Like most LCD TVs with a 120Hz refresh rate, the 47X899 creates new frames to insert between the actual frames in the video signal, a process generically called frame interpolation. JVC calls its interpolation processor Clear Motion Drive III. If the input signal is 60Hz, the TV inserts one new frame between each pair of actual frames; if the signal is 24Hz, the TV inserts four new frames between each pair of actual frames.

However, unlike other 120Hz LCD TVs in my experience, the JVC offers no control to disable frame interpolation—it's on all the time. Fortunately, it's effect is generally positive, so there's no need to turn it off.

The rest of the processing is handled by a sixth-generation, 12-bit proprietary processor dubbed Genessa.

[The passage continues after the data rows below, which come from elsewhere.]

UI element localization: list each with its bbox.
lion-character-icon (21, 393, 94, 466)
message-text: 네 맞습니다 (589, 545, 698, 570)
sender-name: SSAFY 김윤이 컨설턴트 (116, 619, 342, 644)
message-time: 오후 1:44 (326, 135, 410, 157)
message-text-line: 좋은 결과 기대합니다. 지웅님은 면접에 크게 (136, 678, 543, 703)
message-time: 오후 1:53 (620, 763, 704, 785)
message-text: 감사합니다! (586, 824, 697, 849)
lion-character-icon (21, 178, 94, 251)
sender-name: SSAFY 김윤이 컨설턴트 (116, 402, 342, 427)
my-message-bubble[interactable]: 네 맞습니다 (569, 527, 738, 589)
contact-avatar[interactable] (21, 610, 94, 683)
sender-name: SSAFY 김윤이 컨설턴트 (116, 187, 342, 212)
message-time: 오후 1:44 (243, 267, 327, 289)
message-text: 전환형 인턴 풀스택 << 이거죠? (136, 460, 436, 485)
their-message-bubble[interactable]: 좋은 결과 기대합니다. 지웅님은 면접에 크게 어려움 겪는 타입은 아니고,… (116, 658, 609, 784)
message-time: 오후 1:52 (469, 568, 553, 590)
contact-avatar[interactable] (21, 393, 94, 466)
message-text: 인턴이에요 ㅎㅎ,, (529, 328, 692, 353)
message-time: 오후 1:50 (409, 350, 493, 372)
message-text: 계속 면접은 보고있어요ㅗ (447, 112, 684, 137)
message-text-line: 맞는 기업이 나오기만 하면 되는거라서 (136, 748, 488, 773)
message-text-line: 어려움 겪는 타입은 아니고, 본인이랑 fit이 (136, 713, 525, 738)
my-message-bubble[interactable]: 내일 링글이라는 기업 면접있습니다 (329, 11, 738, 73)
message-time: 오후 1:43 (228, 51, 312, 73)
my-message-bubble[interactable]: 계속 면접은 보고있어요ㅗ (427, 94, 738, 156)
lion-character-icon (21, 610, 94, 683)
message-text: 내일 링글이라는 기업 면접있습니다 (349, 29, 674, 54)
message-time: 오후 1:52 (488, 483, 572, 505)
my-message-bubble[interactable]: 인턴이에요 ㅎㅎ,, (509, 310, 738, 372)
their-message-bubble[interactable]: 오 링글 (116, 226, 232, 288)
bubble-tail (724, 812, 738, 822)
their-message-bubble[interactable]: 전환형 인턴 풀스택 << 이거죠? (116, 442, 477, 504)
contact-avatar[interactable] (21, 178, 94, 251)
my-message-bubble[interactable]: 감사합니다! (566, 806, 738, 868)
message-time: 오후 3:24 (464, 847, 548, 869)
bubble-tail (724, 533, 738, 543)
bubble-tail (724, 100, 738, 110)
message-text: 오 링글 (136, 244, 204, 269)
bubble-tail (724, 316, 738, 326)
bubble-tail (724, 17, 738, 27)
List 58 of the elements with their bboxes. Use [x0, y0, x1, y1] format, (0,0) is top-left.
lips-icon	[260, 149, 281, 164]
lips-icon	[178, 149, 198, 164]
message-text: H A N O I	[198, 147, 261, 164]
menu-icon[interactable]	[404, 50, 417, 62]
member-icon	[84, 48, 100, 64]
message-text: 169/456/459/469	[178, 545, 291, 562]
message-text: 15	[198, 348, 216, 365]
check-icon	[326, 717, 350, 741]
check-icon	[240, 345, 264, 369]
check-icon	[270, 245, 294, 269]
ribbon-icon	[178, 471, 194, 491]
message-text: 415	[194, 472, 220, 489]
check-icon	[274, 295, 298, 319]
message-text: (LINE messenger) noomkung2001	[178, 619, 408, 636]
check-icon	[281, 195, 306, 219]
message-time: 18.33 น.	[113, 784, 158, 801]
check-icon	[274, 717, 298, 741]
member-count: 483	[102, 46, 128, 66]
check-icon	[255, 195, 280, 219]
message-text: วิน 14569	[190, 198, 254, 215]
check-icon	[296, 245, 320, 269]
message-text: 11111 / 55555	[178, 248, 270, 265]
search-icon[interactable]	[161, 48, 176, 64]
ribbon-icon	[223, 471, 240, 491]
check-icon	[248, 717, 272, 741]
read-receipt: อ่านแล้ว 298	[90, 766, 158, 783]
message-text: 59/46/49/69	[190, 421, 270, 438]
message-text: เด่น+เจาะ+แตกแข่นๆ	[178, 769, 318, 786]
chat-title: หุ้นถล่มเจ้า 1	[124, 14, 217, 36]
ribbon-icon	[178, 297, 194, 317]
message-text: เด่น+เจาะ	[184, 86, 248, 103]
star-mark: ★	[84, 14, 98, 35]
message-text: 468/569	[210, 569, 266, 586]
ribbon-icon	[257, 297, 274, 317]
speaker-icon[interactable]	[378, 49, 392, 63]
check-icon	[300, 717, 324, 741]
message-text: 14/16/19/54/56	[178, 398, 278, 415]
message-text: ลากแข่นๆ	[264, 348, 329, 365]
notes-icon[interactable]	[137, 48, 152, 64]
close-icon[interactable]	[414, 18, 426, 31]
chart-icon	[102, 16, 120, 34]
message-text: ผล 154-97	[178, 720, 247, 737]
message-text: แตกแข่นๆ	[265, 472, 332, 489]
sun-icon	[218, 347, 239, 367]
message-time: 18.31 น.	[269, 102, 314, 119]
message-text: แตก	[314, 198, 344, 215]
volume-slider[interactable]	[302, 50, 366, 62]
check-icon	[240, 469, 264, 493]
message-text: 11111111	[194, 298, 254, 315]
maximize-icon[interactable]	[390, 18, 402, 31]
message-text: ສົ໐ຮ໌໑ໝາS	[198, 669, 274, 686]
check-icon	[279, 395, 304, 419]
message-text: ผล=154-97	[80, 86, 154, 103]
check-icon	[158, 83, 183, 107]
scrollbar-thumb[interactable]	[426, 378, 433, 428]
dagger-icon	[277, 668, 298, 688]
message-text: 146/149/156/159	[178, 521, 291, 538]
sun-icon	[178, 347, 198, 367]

The LCD panel itself has a resolution of 10 bits, which produces smoother gradations than the more-common 8-bit panels.

Another common feature found on the 47X899 is the ability to automatically adjust some of the controls according to the overall image brightness and ambient light levels. However, I generally turn all such features off, preferring not to have the TV change the picture settings automatically.

As with virtually all TVs these days, this one has several aspect-ratio settings, including Full (16:9 with some overscanning) and Full Native (16:9 with no overscanning). After selecting Full Native, I soon discovered that switching inputs causes the TV to revert to Full. This even happens whenever the HDMI signal is interrupted by the player or any other reason, which quickly became infuriating. In the material I watched, this didn't seem to affect the picture much—other than cropping 2.5% from each edge—but it could render some fine-detail scenes softer and introduce other artifacts that I'd rather avoid.